Cette exécution d’un officier patriote et chrétien marque la fin d’une cohabitation plutôt paisible entre l’armée d’occupation allemande et la population française.

André Larané    Les Chroniques d’Herodote.net

Vocation militaire

Descendant par son père Marc d’une lignée de comtes d’origine provençale, le « premier martyr de la France libre » est né le 5 juin 1901 à Verrières-le-Buisson, au sud de Paris. La famille de sa mère, Élisabeth de Vilmorin, est propriétaire d’une entreprise prospère de graines… qui existe encore sous le nom de Vilmorin.

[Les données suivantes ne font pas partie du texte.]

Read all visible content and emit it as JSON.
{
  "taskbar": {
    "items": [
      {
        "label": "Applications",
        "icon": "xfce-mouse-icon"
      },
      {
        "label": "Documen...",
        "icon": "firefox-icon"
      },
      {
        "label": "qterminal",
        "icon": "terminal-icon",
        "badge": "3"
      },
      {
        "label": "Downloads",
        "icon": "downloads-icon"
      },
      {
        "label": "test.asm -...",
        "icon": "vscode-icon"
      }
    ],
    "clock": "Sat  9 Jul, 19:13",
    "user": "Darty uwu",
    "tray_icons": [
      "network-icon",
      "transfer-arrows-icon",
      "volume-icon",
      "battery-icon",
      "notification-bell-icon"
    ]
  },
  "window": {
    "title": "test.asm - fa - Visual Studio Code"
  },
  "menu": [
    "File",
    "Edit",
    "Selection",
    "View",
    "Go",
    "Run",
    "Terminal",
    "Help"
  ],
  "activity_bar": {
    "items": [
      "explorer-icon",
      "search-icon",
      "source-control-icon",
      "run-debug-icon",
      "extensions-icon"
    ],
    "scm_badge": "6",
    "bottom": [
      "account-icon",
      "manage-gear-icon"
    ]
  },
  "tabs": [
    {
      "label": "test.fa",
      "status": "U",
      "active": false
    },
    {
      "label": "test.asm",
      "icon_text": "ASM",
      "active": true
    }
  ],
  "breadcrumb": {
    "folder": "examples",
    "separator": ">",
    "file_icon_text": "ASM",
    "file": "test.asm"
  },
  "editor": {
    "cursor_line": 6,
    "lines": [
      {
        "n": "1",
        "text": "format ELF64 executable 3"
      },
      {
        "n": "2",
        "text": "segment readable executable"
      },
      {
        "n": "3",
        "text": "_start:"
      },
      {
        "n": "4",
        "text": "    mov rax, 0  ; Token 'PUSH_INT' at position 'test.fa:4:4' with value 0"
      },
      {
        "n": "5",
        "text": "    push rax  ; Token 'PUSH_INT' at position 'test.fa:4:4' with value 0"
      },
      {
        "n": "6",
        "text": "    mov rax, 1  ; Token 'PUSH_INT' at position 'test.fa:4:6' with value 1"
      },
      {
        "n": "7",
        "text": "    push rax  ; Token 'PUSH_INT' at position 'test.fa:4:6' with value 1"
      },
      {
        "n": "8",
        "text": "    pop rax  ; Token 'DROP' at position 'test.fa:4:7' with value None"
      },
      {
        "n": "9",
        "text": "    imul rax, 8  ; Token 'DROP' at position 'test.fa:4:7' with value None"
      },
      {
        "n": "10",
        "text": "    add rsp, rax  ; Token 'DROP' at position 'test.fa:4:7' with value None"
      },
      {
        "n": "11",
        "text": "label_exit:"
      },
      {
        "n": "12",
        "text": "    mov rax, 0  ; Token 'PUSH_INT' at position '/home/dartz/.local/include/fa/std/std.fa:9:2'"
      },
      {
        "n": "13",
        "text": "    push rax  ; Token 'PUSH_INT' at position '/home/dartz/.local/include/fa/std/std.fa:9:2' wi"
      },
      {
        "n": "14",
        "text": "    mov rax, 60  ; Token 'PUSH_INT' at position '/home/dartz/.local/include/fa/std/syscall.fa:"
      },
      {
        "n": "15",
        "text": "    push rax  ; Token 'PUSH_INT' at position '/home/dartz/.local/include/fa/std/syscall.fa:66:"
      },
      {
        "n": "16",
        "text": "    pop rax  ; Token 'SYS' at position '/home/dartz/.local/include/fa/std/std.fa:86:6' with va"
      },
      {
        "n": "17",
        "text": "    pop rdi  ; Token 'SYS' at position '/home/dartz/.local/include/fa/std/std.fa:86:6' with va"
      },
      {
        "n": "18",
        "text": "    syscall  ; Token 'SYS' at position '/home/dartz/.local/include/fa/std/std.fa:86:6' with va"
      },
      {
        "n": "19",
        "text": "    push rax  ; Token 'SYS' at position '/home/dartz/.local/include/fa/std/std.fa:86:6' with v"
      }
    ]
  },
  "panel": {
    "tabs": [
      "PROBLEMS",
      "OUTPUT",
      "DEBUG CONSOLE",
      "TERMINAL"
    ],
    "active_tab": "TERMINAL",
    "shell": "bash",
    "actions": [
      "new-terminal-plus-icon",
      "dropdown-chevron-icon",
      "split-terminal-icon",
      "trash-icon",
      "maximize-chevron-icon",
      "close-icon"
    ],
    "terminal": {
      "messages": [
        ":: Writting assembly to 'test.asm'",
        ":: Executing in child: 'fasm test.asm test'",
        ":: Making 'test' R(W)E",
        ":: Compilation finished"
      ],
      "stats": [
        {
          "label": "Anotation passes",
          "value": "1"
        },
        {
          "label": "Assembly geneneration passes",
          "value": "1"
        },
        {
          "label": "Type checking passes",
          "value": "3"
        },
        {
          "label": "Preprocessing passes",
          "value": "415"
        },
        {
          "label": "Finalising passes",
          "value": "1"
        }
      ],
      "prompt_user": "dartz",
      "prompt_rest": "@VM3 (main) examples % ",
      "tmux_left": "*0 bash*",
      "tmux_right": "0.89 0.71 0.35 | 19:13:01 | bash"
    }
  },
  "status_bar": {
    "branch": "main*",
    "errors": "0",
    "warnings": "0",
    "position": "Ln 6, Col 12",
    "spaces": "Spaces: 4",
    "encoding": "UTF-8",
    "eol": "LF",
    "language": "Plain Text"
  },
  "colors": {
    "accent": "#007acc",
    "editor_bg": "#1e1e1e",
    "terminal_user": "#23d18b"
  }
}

Très pieux, le couple élève ses enfants dans la foi catholique mais éveille aussi leur sens patriotique. Pendant la Grande Guerre de 1914-1918, Honoré, poursuit de bonnes études au lycée Louis-le-Grand. Il entre à l’École Polytechnique.

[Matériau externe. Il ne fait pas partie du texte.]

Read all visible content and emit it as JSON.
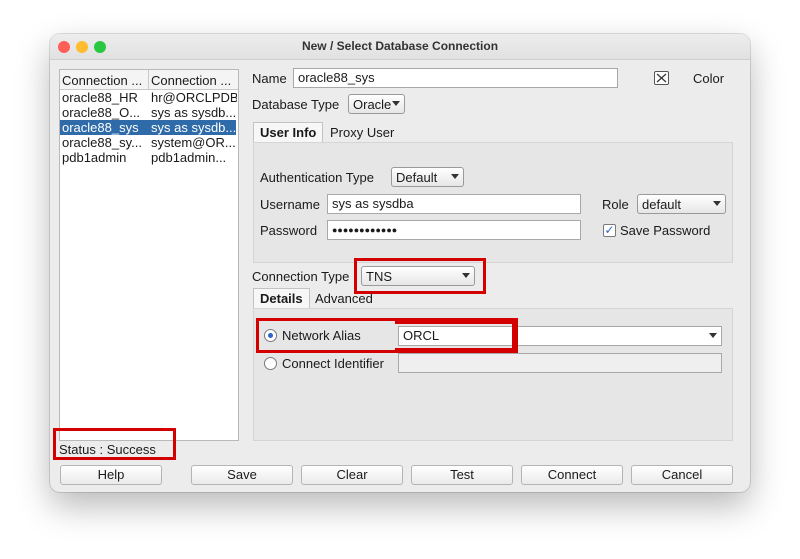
{
  "window": {
    "title": "New / Select Database Connection"
  },
  "connections": {
    "headers": [
      "Connection ...",
      "Connection ..."
    ],
    "rows": [
      {
        "name": "oracle88_HR",
        "details": "hr@ORCLPDB"
      },
      {
        "name": "oracle88_O...",
        "details": "sys as sysdb..."
      },
      {
        "name": "oracle88_sys",
        "details": "sys as sysdb..."
      },
      {
        "name": "oracle88_sy...",
        "details": "system@OR..."
      },
      {
        "name": "pdb1admin",
        "details": "pdb1admin..."
      }
    ],
    "selected_index": 2
  },
  "form": {
    "name_label": "Name",
    "name_value": "oracle88_sys",
    "color_label": "Color",
    "db_type_label": "Database Type",
    "db_type_value": "Oracle",
    "tabs": [
      "User Info",
      "Proxy User"
    ],
    "auth_type_label": "Authentication Type",
    "auth_type_value": "Default",
    "username_label": "Username",
    "username_value": "sys as sysdba",
    "role_label": "Role",
    "role_value": "default",
    "password_label": "Password",
    "password_value": "●●●●●●●●●●●●",
    "save_password_label": "Save Password",
    "save_password_checked": true,
    "conn_type_label": "Connection Type",
    "conn_type_value": "TNS",
    "detail_tabs": [
      "Details",
      "Advanced"
    ],
    "network_alias_label": "Network Alias",
    "network_alias_value": "ORCL",
    "connect_identifier_label": "Connect Identifier",
    "connect_identifier_value": ""
  },
  "status": {
    "text": "Status : Success"
  },
  "buttons": {
    "help": "Help",
    "save": "Save",
    "clear": "Clear",
    "test": "Test",
    "connect": "Connect",
    "cancel": "Cancel"
  },
  "colors": {
    "selection": "#2e6ba8",
    "highlight_box": "#d40000"
  }
}
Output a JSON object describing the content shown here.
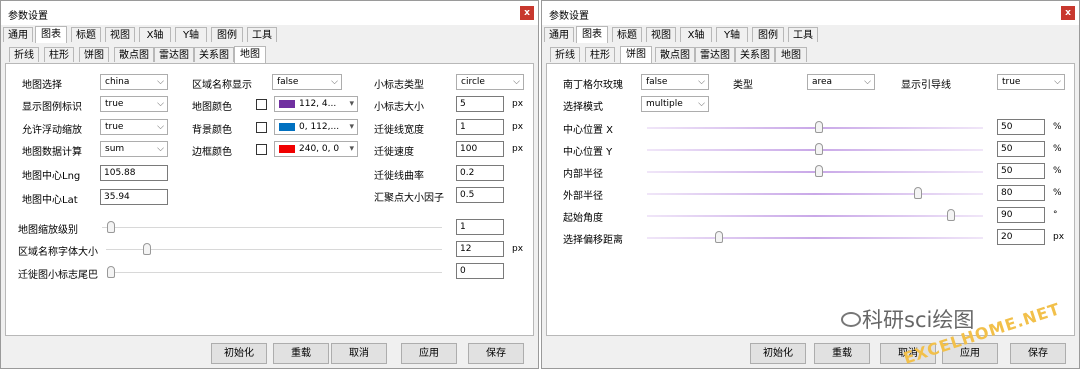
{
  "left": {
    "title": "参数设置",
    "close_label": "x",
    "tabs": [
      "通用",
      "图表",
      "标题",
      "视图",
      "X轴",
      "Y轴",
      "图例",
      "工具"
    ],
    "subtabs": [
      "折线",
      "柱形",
      "饼图",
      "散点图",
      "雷达图",
      "关系图",
      "地图"
    ],
    "map_select_label": "地图选择",
    "map_select_value": "china",
    "show_legend_label": "显示图例标识",
    "show_legend_value": "true",
    "allow_zoom_label": "允许浮动缩放",
    "allow_zoom_value": "true",
    "map_calc_label": "地图数据计算",
    "map_calc_value": "sum",
    "center_lng_label": "地图中心Lng",
    "center_lng_value": "105.88",
    "center_lat_label": "地图中心Lat",
    "center_lat_value": "35.94",
    "region_name_label": "区域名称显示",
    "region_name_value": "false",
    "map_color_label": "地图颜色",
    "map_color_value": "112, 4...",
    "bg_color_label": "背景颜色",
    "bg_color_value": "0, 112,...",
    "border_color_label": "边框颜色",
    "border_color_value": "240, 0, 0",
    "marker_type_label": "小标志类型",
    "marker_type_value": "circle",
    "marker_size_label": "小标志大小",
    "marker_size_value": "5",
    "migration_width_label": "迁徙线宽度",
    "migration_width_value": "1",
    "migration_speed_label": "迁徙速度",
    "migration_speed_value": "100",
    "migration_curve_label": "迁徙线曲率",
    "migration_curve_value": "0.2",
    "gather_factor_label": "汇聚点大小因子",
    "gather_factor_value": "0.5",
    "zoom_level_label": "地图缩放级别",
    "zoom_level_value": "1",
    "region_font_label": "区域名称字体大小",
    "region_font_value": "12",
    "marker_tail_label": "迁徙图小标志尾巴",
    "marker_tail_value": "0",
    "px": "px",
    "buttons": {
      "init": "初始化",
      "reload": "重载",
      "cancel": "取消",
      "apply": "应用",
      "save": "保存"
    },
    "colors": {
      "map": "#7030a0",
      "bg": "#0070c0",
      "border": "#f00000"
    }
  },
  "right": {
    "title": "参数设置",
    "close_label": "x",
    "tabs": [
      "通用",
      "图表",
      "标题",
      "视图",
      "X轴",
      "Y轴",
      "图例",
      "工具"
    ],
    "subtabs": [
      "折线",
      "柱形",
      "饼图",
      "散点图",
      "雷达图",
      "关系图",
      "地图"
    ],
    "nightingale_label": "南丁格尔玫瑰",
    "nightingale_value": "false",
    "type_label": "类型",
    "type_value": "area",
    "show_guide_label": "显示引导线",
    "show_guide_value": "true",
    "select_mode_label": "选择模式",
    "select_mode_value": "multiple",
    "center_x_label": "中心位置 X",
    "center_x_value": "50",
    "center_x_unit": "%",
    "center_y_label": "中心位置 Y",
    "center_y_value": "50",
    "center_y_unit": "%",
    "inner_radius_label": "内部半径",
    "inner_radius_value": "50",
    "inner_radius_unit": "%",
    "outer_radius_label": "外部半径",
    "outer_radius_value": "80",
    "outer_radius_unit": "%",
    "start_angle_label": "起始角度",
    "start_angle_value": "90",
    "start_angle_unit": "°",
    "select_offset_label": "选择偏移距离",
    "select_offset_value": "20",
    "select_offset_unit": "px",
    "buttons": {
      "init": "初始化",
      "reload": "重载",
      "cancel": "取消",
      "apply": "应用",
      "save": "保存"
    }
  },
  "watermark": {
    "text": "科研sci绘图",
    "site": "EXCELHOME.NET"
  }
}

Le jeune homme fréquente un groupe d’amis dans lequel figurent un cousin éloigné qui a nom… Antoine de Saint-Exupéry et sa cousine germaine Louise de Vilmorin. Cette dernière, personnalité exubérante et passionnée, connaîtra deux mariages ratés avant de se révéler dans l’écriture romanesque et de devenir bien plus tard la compagne d’André Malraux !

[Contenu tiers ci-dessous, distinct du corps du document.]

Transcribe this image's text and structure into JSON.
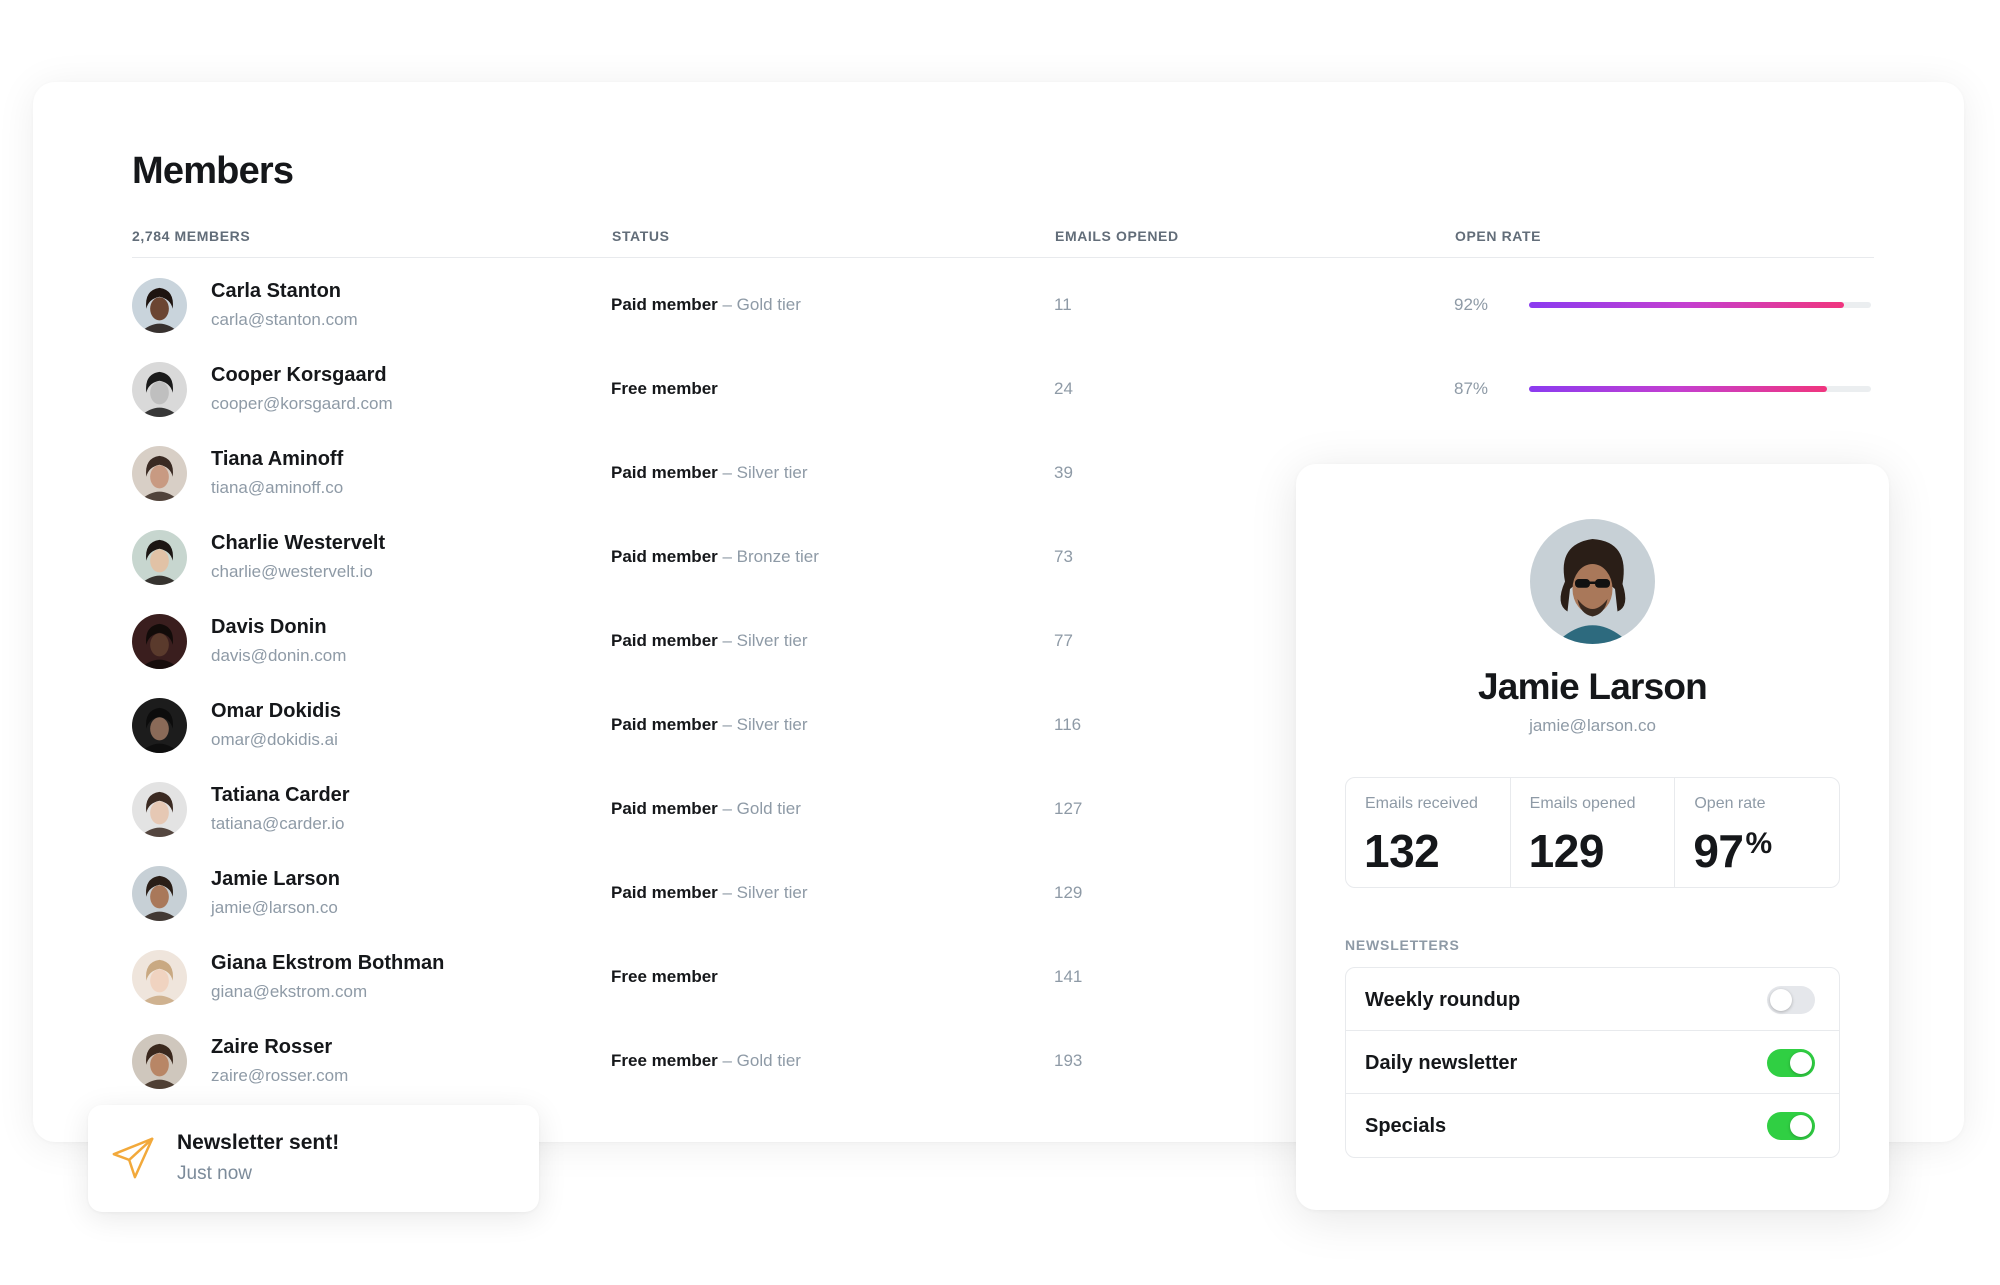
{
  "page_title": "Members",
  "table": {
    "columns": {
      "members": "2,784 MEMBERS",
      "status": "STATUS",
      "emails_opened": "EMAILS OPENED",
      "open_rate": "OPEN RATE"
    },
    "rows": [
      {
        "name": "Carla Stanton",
        "email": "carla@stanton.com",
        "status_type": "Paid member",
        "status_tier": " – Gold tier",
        "emails_opened": "11",
        "open_rate": "92%",
        "open_rate_value": 0.92
      },
      {
        "name": "Cooper Korsgaard",
        "email": "cooper@korsgaard.com",
        "status_type": "Free member",
        "status_tier": "",
        "emails_opened": "24",
        "open_rate": "87%",
        "open_rate_value": 0.87
      },
      {
        "name": "Tiana Aminoff",
        "email": "tiana@aminoff.co",
        "status_type": "Paid member",
        "status_tier": " – Silver tier",
        "emails_opened": "39"
      },
      {
        "name": "Charlie Westervelt",
        "email": "charlie@westervelt.io",
        "status_type": "Paid member",
        "status_tier": " – Bronze tier",
        "emails_opened": "73"
      },
      {
        "name": "Davis Donin",
        "email": "davis@donin.com",
        "status_type": "Paid member",
        "status_tier": " – Silver tier",
        "emails_opened": "77"
      },
      {
        "name": "Omar Dokidis",
        "email": "omar@dokidis.ai",
        "status_type": "Paid member",
        "status_tier": " – Silver tier",
        "emails_opened": "116"
      },
      {
        "name": "Tatiana Carder",
        "email": "tatiana@carder.io",
        "status_type": "Paid member",
        "status_tier": " – Gold tier",
        "emails_opened": "127"
      },
      {
        "name": "Jamie Larson",
        "email": "jamie@larson.co",
        "status_type": "Paid member",
        "status_tier": " – Silver tier",
        "emails_opened": "129"
      },
      {
        "name": "Giana Ekstrom Bothman",
        "email": "giana@ekstrom.com",
        "status_type": "Free member",
        "status_tier": "",
        "emails_opened": "141"
      },
      {
        "name": "Zaire Rosser",
        "email": "zaire@rosser.com",
        "status_type": "Free member",
        "status_tier": " – Gold tier",
        "emails_opened": "193"
      }
    ]
  },
  "toast": {
    "title": "Newsletter sent!",
    "subtitle": "Just now",
    "icon": "paper-plane-icon"
  },
  "detail": {
    "name": "Jamie Larson",
    "email": "jamie@larson.co",
    "stats": [
      {
        "label": "Emails received",
        "value": "132",
        "suffix": ""
      },
      {
        "label": "Emails opened",
        "value": "129",
        "suffix": ""
      },
      {
        "label": "Open rate",
        "value": "97",
        "suffix": "%"
      }
    ],
    "newsletters_heading": "NEWSLETTERS",
    "newsletters": [
      {
        "label": "Weekly roundup",
        "enabled": false
      },
      {
        "label": "Daily newsletter",
        "enabled": true
      },
      {
        "label": "Specials",
        "enabled": true
      }
    ]
  },
  "colors": {
    "toggle_on": "#30cf43",
    "toggle_off": "#e5e7eb",
    "bar_gradient_start": "#8b3bf0",
    "bar_gradient_end": "#f0357e",
    "toast_icon": "#f2a93b"
  }
}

Au terme de ses études, en 1923, Honoré d’Estienne d’Orves choisit d’entrer dans la Marine. En 1929, c’est le mariage avec Éliane de Lorgeril. Ils auront cinq enfants. En 1940, quand éclate la guerre, le lieutenant de vaisseau est au mouillage à Alexandrie, en Égypte.

Après l’armistice du 22 juin, il prend le parti de déserter et, sur un cargo, avec quelques compagnons, contourne l’Afrique pour rejoindre l’Angleterre et poursuivre la guerre contre l’Allemagne.

Clandestinité et trahison

À Londres, d’Estienne d’Orves figure parmi les premiers officiers à se mettre aux ordres du général de Gaulle.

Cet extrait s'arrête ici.